基于llm的表示学习被广泛用于构建有效的信息检索系统，包括科学领域。为了使科学更加开放和负担得起，重要的是这些系统支持多语言（和跨语言）搜索，并且不需要大量的计算能力。为了解决这个问题，我们提出了一个小型的、轻量级的多语言编码器，该编码器从零开始训练44万篇研究论文的摘要（15B代币），然后使用引文数据以对比的方式进行调整。在SciRepEval基准测试中，scirecval -tiny在13/24个任务上优于科学文本的英文SOTA模型sciincl，在7个任务上达到SOTA。此外，SciRus-tiny比SciNCL更有效：它几乎小5倍（23 M参数vs. 110 M），嵌入大约小2倍（312 vs. 768），上下文长度大2倍（1024 vs. 512）。除了微型模型，我们还提出了SciRus-small （61 M参数和768个嵌入尺寸），它更强大，可用于复杂的下游任务。我们进一步研究了不同的对比预训练方法，并证明了在没有引文信息的情况下，仅使用标题-摘要对就可以获得几乎相同的SOTA结果。

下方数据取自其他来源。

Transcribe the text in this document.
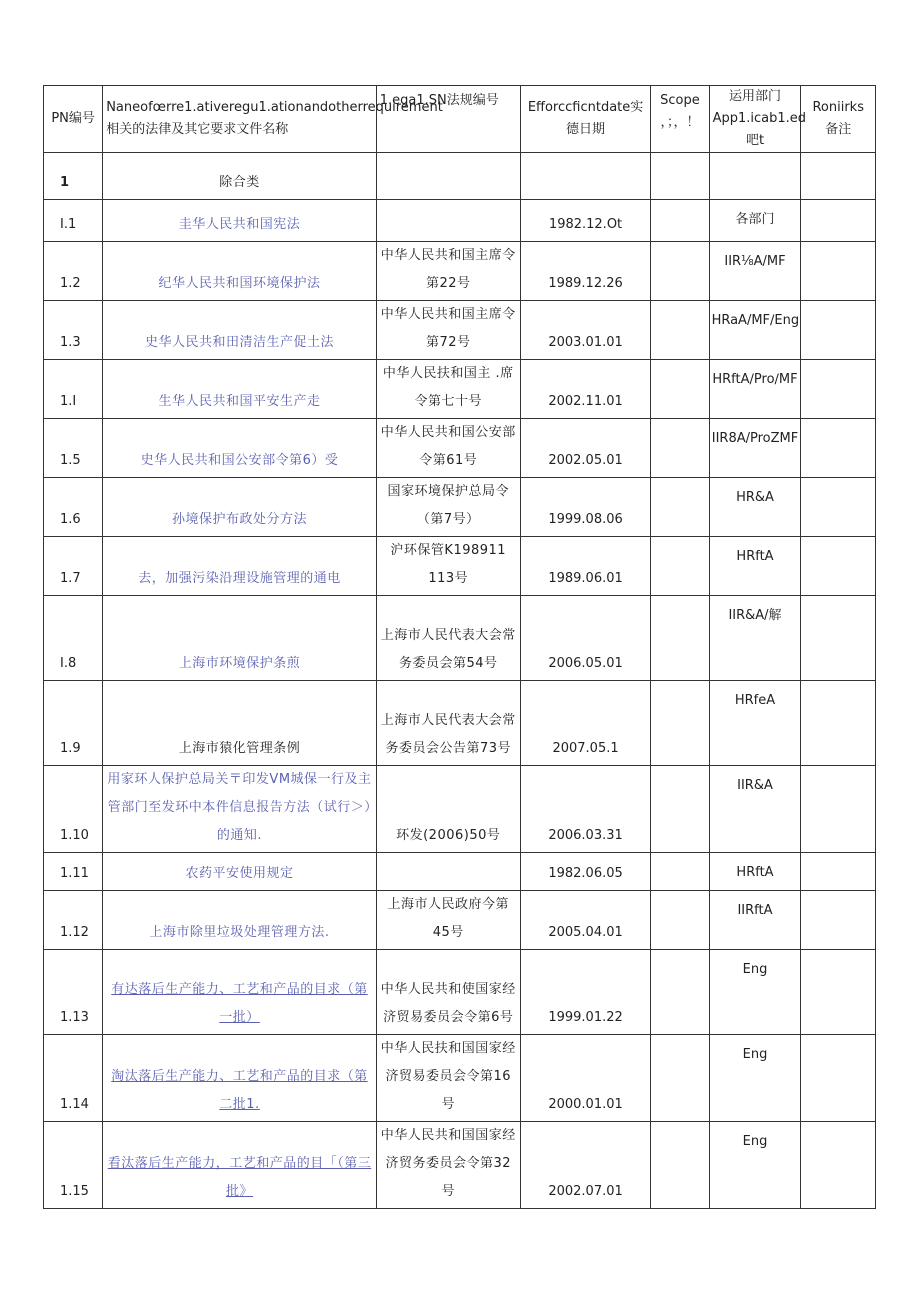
PN编号	Naneofœrre1.ativeregu1.ationandotherrequirement相关的法律及其它要求文件名称	1.ega1.SN法规编号	Efforccficntdate实德日期	Scope ，；，！	运用部门 App1.icab1.ed吧t	Roniirks 备注
1	除合类					
I.1	圭华人民共和国宪法		1982.12.Ot		各部门	
1.2	纪华人民共和国环境保护法	中华人民共和国主席令第22号	1989.12.26		IIR⅛A/MF	
1.3	史华人民共和田清洁生产促土法	中华人民共和国主席令第72号	2003.01.01		HRaA/MF∕Eng	
1.I	生华人民共和国平安生产走	中华人民扶和国主 .席令第七十号	2002.11.01		HRftA∕Pro∕MF	
1.5	史华人民共和国公安部令第6）受	中华人民共和国公安部令第61号	2002.05.01		IIR8A/ProZMF	
1.6	孙境保护布政处分方法	国家环境保护总局令（第7号）	1999.08.06		HR&A	
1.7	去，加强污染沿理设施管理的通电	沪环保管K198911 113号	1989.06.01		HRftA	
I.8	上海市环境保护条煎	上海市人民代表大会常务委员会第54号	2006.05.01		IIR&A/解	
1.9	上海市猿化管理条例	上海市人民代表大会常务委员会公告第73号	2007.05.1		HRfeA	
1.10	用家环人保护总局关〒印发VM城保一行及主管部门至发环中本件信息报告方法（试行＞）的通知.	环发(2006)50号	2006.03.31		IIR&A	
1.11	农药平安使用规定		1982.06.05		HRftA	
1.12	上海市除里垃圾处理管理方法.	上海市人民政府今第45号	2005.04.01		IIRftA	
1.13	有达落后生产能力、工艺和产品的目求（第一批）	中华人民共和使国家经济贸易委员会令第6号	1999.01.22		Eng	
1.14	淘汰落后生产能力、工艺和产品的目求（第二批1.	中华人民扶和国国家经济贸易委员会令第16号	2000.01.01		Eng	
1.15	看汰落后生产能力，工艺和产品的目「（第三批》	中华人民共和国国家经济贸务委员会令第32号	2002.07.01		Eng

本文章由计算机程序翻译，如有差异，请以英文原文为准。

查看原文本刊更多论文

SciRus: Tiny and Powerful Multilingual Encoder for Scientific Texts

LLM-based representation learning is widely used to build effective information retrieval systems, including scientific domains. For making science more open and affordable, it is important that these systems support multilingual (and cross-lingual) search and do not require significant computational power. To address this we propose SciRus-tiny, light multilingual encoder trained from scratch on 44 M abstracts (15B tokens) of research papers and then tuned in a contrastive manner using citation data. SciRus-tiny outperforms SciNCL, English-only SOTA-model for scientific texts, on 13/24 tasks, achieving SOTA on 7, from SciRepEval benchmark. Furthermore, SciRus-tiny is much more effective than SciNCL: it is almost 5x smaller (23 M parameters vs. 110 M), having approximately 2x smaller embeddings (312 vs. 768) and 2x bigger context length (1024 vs. 512). In addition to the tiny model, we also propose the SciRus-small (61 M parameters and 768 embeddings size), which is more powerful and can be used for complicated downstream tasks. We further study different ways of contrastive pre-training and demonstrate that almost SOTA results can be achieved without citation information, operating with only title-abstract pairs.

求助全文

通过发布文献求助，成功后即可免费获取论文全文。去求助

来源期刊

Doklady Mathematics 数学-数学

CiteScore

1.00

自引率

16.70%

发文量

审稿时长

3-6 weeks

期刊介绍： Doklady Mathematics is a journal of the Presidium of the Russian Academy of Sciences. It contains English translations of papers published in Doklady Akademii Nauk (Proceedings of the Russian Academy of Sciences), which was founded in 1933 and is published 36 times a year. Doklady Mathematics includes the materials from the following areas: mathematics, mathematical physics, computer science, control theory, and computers. It publishes brief scientific reports on previously unpublished significant new research in mathematics and its applications. The main contributors to the journal are Members of the RAS, Corresponding Members of the RAS, and scientists from the former Soviet Union and other foreign countries. Among the contributors are the outstanding Russian mathematicians.